O zamanlar, birer aydın adayı olan üniversitelilerin, kesinlikle büyüklerinin mânevî kontrolünde olduğunu belirtmeye çalışıyorum. Bu mânevî kontrol altında okuyan ve yetişen gençlik, tahsilini tamamlayıp hayata atıldığında elbette yasalara karşı saygılı ve yasaların vâzıına uymaya özel gayret gösterirlerdi.
Bu, yasalara uymayı dini gereklilik bilerek büyüyen gençliği; 12 Eylül'ün "Bizim çocuklar"ı, ABD'nin emri ile çok ezdiler yasalarla! Yasa koyucu da, yasa uygulayıcı da kendileri olduğu için daha doğrusu emredilenleri uyguladıkları için "Netekim Paşa" ve a'vânesi, yasalardan nefret eden bir nesil icâd ettiler yasalarla!...
Bu yasalardan nefret eden, yasa uygulayıcılardan tiksinen neslin çocukları, şimdi yüksek tahsilde!...
Milli Eğitim de, müfredâtı tamamen globalleşme adıyla; gayr-ı millîlik,kimliksizlik, karaktersizlik ve sınırsızlık, dünya kardeşliği, diyalog ve kurnazlık üzerine inşa ettikleri için hiç bir şey tahsîl etmeyen, internetten "kopyala-yapıştır" tembelliğinde, aksakallılarının da yasalardan nefret etiğini bildikleri için yasalardan becerebildiklerince, nemâlanan bir nesil var şimdi!...
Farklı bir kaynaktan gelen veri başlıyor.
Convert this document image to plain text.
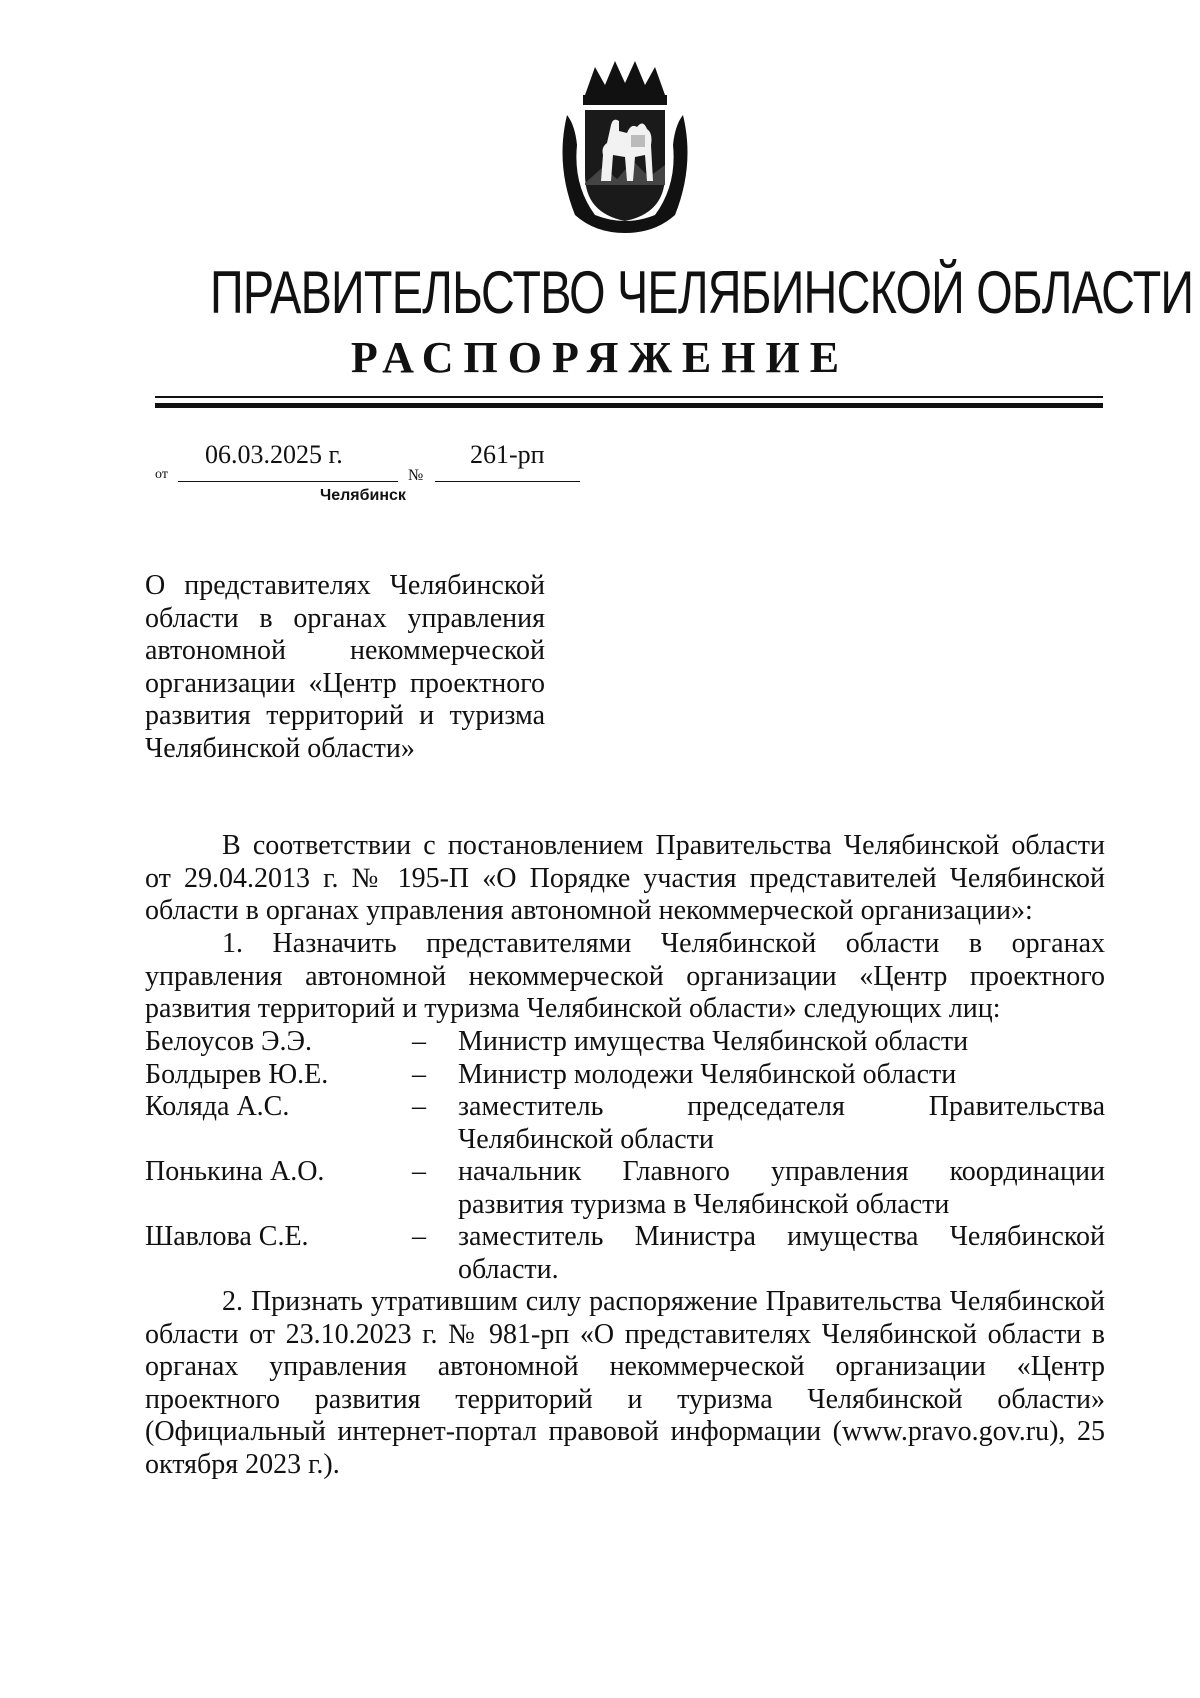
ПРАВИТЕЛЬСТВО ЧЕЛЯБИНСКОЙ ОБЛАСТИ
РАСПОРЯЖЕНИЕ
от
06.03.2025 г.
№
261-рп
Челябинск
О представителях Челябинской
области в органах управления
автономной некоммерческой
организации «Центр проектного
развития территорий и туризма
Челябинской области»
В соответствии с постановлением Правительства Челябинской области от 29.04.2013 г. № 195-П «О Порядке участия представителей Челябинской области в органах управления автономной некоммерческой организации»:
1. Назначить представителями Челябинской области в органах управления автономной некоммерческой организации «Центр проектного развития территорий и туризма Челябинской области» следующих лиц:
Белоусов Э.Э.	– Министр имущества Челябинской области
Болдырев Ю.Е.	– Министр молодежи Челябинской области
Коляда А.С.	– заместитель председателя Правительства Челябинской области
Понькина А.О.	– начальник Главного управления координации развития туризма в Челябинской области
Шавлова С.Е.	– заместитель Министра имущества Челябинской области.
2. Признать утратившим силу распоряжение Правительства Челябинской области от 23.10.2023 г. № 981-рп «О представителях Челябинской области в органах управления автономной некоммерческой организации «Центр проектного развития территорий и туризма Челябинской области» (Официальный интернет-портал правовой информации (www.pravo.gov.ru), 25 октября 2023 г.).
Bunların üzerine bir de; "Benim memurum işini bilir!" kurnazlık öğretisi eklenince ve bu eklenti, Türkiye'nin Cuma Namazı kılan ilk Cumhurbaşkanı tarafından yapılınca -Muhteşem Türk Atatürk'ün Cuma Hutbeleri, ne hikmetse hiç görülmez bu îmanlılarca- "Müslüman Kurnazlar"ın, "Müslüman Hırsızlar"ın, aile fotoğraflarının, papatyaların, prens ve prenseslerin yoğunluğuna şahit olduk.
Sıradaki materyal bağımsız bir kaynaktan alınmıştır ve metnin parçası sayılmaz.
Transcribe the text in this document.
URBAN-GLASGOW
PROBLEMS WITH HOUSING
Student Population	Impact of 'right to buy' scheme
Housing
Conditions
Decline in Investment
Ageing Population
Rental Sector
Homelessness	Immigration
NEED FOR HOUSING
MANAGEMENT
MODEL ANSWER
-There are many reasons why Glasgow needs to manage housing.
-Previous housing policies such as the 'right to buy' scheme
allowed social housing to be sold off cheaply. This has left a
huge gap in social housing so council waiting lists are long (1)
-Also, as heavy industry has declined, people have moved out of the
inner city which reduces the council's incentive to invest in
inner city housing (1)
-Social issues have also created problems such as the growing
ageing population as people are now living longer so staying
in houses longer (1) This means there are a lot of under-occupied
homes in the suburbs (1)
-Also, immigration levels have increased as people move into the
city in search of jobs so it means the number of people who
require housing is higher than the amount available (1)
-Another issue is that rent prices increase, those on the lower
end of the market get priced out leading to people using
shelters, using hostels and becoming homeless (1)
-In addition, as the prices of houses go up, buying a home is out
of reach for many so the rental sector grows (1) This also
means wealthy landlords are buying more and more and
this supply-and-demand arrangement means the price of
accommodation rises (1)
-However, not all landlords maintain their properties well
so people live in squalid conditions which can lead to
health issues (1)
Aynı kurnaz yoğunluğunu günümüzde de yaşıyoruz. Ama yönetenler ve yönetim kadroları çok inançlı, badem bıyıklı bürokratlardan oluşturulduğu için ve çalanlar "Allah rızası"na çaldıkları için, ülke dar'ül harp sayıldığı için ma'şeri vicdanları rahatsız etmiyor nasıl oluyorsa!...
Çocukluğu ve gençliği yokluklar, fukaralıklar içinde geçmiş birileri, "abiler"in denetiminde büyüyerek zenginleştikçe, etkin görevlere getiriliyorlar. Dini vecîbeleri yerine getirerek asla zinâ yapmayan bu bürokratlar, üç-dört eş(!)leri olmasına rağmen,türbanlı sevgili diye koyunlarına aldıkları sekreterlerine, katlar-yatlar alabiliyorlar!...
Ve bu îman(!)lı kadroların har vurup harman savurduğu bir yokluklar ülkesinde, memleketin aslî unsurları açlıkla-yoklukla mücadele ederken, topraklar vatan kalsın diye toprağa patır-patır düşerken, anamuhalefet ve muhalefet; kavga edecekleri adresi karıştırıyorlar!...
Yeter artık!...
Barışın Kardeşim! Kim kimden özür dileyecekse sür'atle dilesin!
Bu körler, sağırlar kavgasından, milletin canı sıkkın... Söz, anlayana...
Bizden söylemesi...
"TÜRK'ÜM. BU AD HER ÜNVANDAN ÜSTÜNDÜR."